"The Great Gatsby" - a Story of Fitzgerald's Unfulfilled Dreams?
The Great Gatsby is universally known as F. Scott Fitzgerald's signature and iconic novel. It truly is the writer's signature novel, for several reasons we will explore in this text. As a matter of fact, Fitzgerald didn't have the pleasure to see The Great Gatsby become a classic - or at least popular - during his lifetime. It was only a couple of years after his death, in 1940, the novel gained great readership and approval.
The Great Gatsby, as we all know due to the novel's popularity and its film adaptations, is about the mysterious yet romantic millionaire Jay Gatsby, his adventurous life and his resolute love for Daisy Buchanan.
The Great Gatsby came a few years after Fitzgerald had already become famous thanks to his debut novel, This Side of Paradise. Ironic, ha? The novel most people knew him for back then has long been overshadowed by the novel that had made poor sales during Fitzgerald's lifetime. Anyway!
The Great Gatsby introduces us in detailed and long descriptions into the world of the 1920's elite and their glamorous, crazy parties. This isn't just Fitzgerld's choice for literary purposes - so as to draw a vivid picture for his readers. The world of the time's elite and their parties is world the writer had tried hard to enter. The society of the rich and famous had been a dream destination for the writer during his lifetime; and he had joined several of these parties. His finances for the biggest part of his life, however, didn't allow him to. So, it's no wonder he puts his plot into this world. It was one he had had slight taste of, but never managed to join.

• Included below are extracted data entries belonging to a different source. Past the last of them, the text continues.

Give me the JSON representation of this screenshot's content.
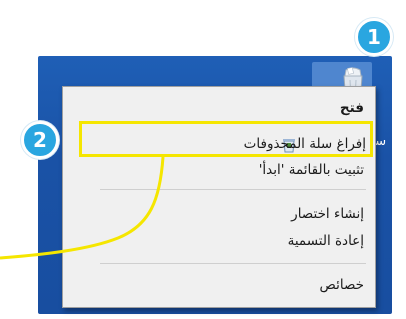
{
  "desktop": {
    "recycle_bin_label": "سلة"
  },
  "context_menu": {
    "items": [
      {
        "label": "فتح",
        "bold": true
      },
      {
        "label": "إفراغ سلة المحذوفات",
        "highlighted": true
      },
      {
        "label": "تثبيت بالقائمة 'ابدأ'"
      },
      {
        "label": "إنشاء اختصار"
      },
      {
        "label": "إعادة التسمية"
      },
      {
        "label": "خصائص"
      }
    ]
  },
  "callouts": {
    "step1": "1",
    "step2": "2"
  },
  "colors": {
    "highlight": "#f5e600",
    "badge": "#2aa6e0",
    "desktop": "#1a52a6"
  }
}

In The Great Gatsby, we witness the clash between the "new guard" and the "old guard" of the social elite - in Long Island specifically. The first try to make a mighty sttement as "the future" of the leading class, the second oppose that they own the exclusivity for this right due to their ancestry. The two representatives of these rivals are Jay Gatsby on the one side, as self-made millionaire (though with ties to crime gangs) and Tom Buchanan on the other side, as the born-rich and elite class member. Their clash, however goes deeper.
The Great Gatsby, aka Jay Gatsby, has met Daisy during his tour of duty in Camp Taylor, Kentucky. The two of them fall in love, but Daisy was a wealthy debutant and Gatsby just a poor military officer. Gatsby is then sent overseas, time passes and Daisy gets married with Tom Buchanan. Her family won't let her spend any more time with the poor boy anyway. Likewise, Fitzgerald met his real-life Daisy, the rich debutant Ginevra Kings, at a party in St. Paul, Minnesota, in 1915. Their affair lasted for two years, but Ginevra's father leaves no ground for hope: "the poor boys shouldn't think of marrying rich girls." Fitzgerald will remember this line for a long time and even use it in his iconin novel. Ginevra finally married William Mitchell, a man who inspired the fictional Tom Buchanan - they both came from Chicago and shared a passion for polo.
As for Fitzgerald himself, there are two characters through which he's present in his novel: Jay Gatsby and Nick Carraway. Gatsby is the character Fitzgerald created as an amalgam of his experiences of the past and hos desires. Nick Carraway is the character Fitzgerald probably fet like: a middle-class young man, a journalist who attends the elite's parties and is thrilled by them, but has nothing in common with them.
So, if I had to write a bottomline, it would be this: The Great Gatsby deserved to be F. Scott Fitzgerald's most famous novel. For it described his most intimate wishes, dreams and sorrows.